McCain blasts Obama for canceling visit to troops
By Douglass K. Daniel
Associated Press
WASHINGTON — Republican John McCain's campaign yesterday sharply criticized Democratic rival Barack Obama for canceling a visit to wounded troops in Germany, contending Obama chose foreign leaders and cheering Europeans over "injured American heroes."
Obama's campaign called the accusation "wildly inappropriate." His spokesman has claimed that the visit to a military hospital in Germany was scrapped after the Pentagon raised concerns about political activity on a military base. Earlier, though, the campaign had said Obama decided the visit might be seen as inappropriate politicking. However, the Pentagon said the senator was never told not to visit.
A new McCain ad that began airing yesterday in selected markets also chides Obama as disrespectful for making "time to go to the gym" during his European visit while at the same time canceling the visit.
"Seems the Pentagon wouldn't allow him to bring cameras," according to the ad, which is being televised in Colorado, Pennsylvania and the Washington, D.C., area. "John McCain is always there for our troops."
McCain himself joined in the rebuke, saying in an interview to be aired today by ABC's "This Week" that "if I had been told by the Pentagon that I couldn't visit those troops, and I was there and wanted to be there, I guarantee you, there would have been a seismic event."
The McCain campaign's criticism came as it grappled for another day with the intense media attention focused on Obama's tour of the Middle East and Europe. The Arizona Republican had dared Obama to visit Iraq and Afghanistan, then watched as Obama's meetings with the leaders of those countries and Jordan, Israel, the Palestinians, Germany, France and Britain dominated the political news.
Responding, Obama campaign spokesman Tommy Vietor said Obama and McCain both believe troops should be honored and noted the Illinois senator visited troops in Iraq and Afghanistan last week and had made numerous trips to Washington's Walter Reed Army Medical Center. Obama still didn't want injured soldiers "pulled into the back-and-forth of a political campaign," Vietor said in a statement.
"Senator McCain knows full well that Senator Obama strongly supports and honors our troops, which is what makes this attack so disingenuous. This politicization of our soldiers is exactly what Senator Obama sought to avoid," Vietor said.

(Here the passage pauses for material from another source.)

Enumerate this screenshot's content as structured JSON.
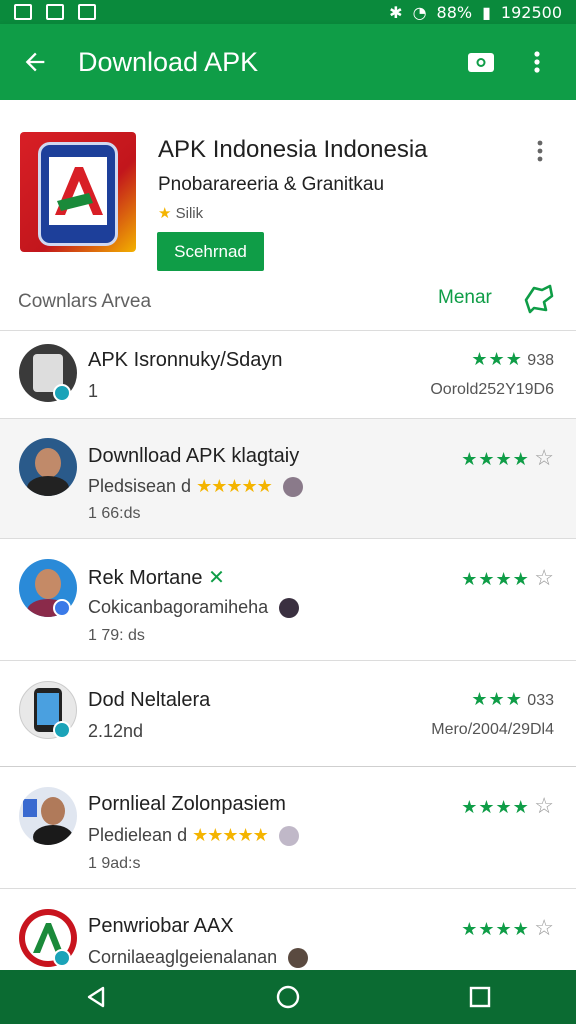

Obama was flying from London to Chicago yesterday when the McCain campaign issued a statement from Joe Repya, a retired Army colonel who said Obama had broken a commitment to visit the wounded Americans.
"Several explanations were offered, none was convincing and each was at odds with the statements of American military leaders," Repya said. "For a young man so apt at playing president, Barack Obama badly misjudged the important demands of the office he seeks."
On Thursday, the day Obama gave an evening address to an estimated 200,000 people in Berlin, his campaign issued two written statements about the canceled trip to Ramstein Air Base and the military hospital in Landstuhl, Germany. In the first, no mention was made of Pentagon misgivings, only that Obama "decided out of respect for these servicemen and women that it would be inappropriate to make a stop to visit troops at a U.S. military facility as part of a trip funded by the campaign." A second statement, by retired general and Obama adviser Scott Gration, mentioned the Pentagon's involvement.
Obama spokesman Robert Gibbs said Friday that a trip from Berlin to Ramstein had been planned for weeks, with Obama expecting to leave most staff and reporters at the airport while he went to the hospital to avoid appearances of a campaign event. After the Pentagon raised concerns within two days of the visit, it was scrapped, he said.
Pentagon spokesman Bryan Whitman said Obama would have been required to conform to the Defense Department prohibition of political activity, but that the senator was never told he couldn't visit the hospital.
Also yesterday, McCain pledged support for a proposal to expand protections for disabled people under an 18-year-old landmark civil rights law.
Speaking from Arizona by satellite to a disabilities forum in Columbus, Ohio, McCain said that revisions to the Americans With Disabilities Act must leave no doubt that it was intended to protect from any discrimination that's based on physical or mental disabilities.
The Supreme Court generally has exempted from the law's protection people with partial physical disabilities, as well as people with physical impairments that can be treated with medication or devices such as hearing aids.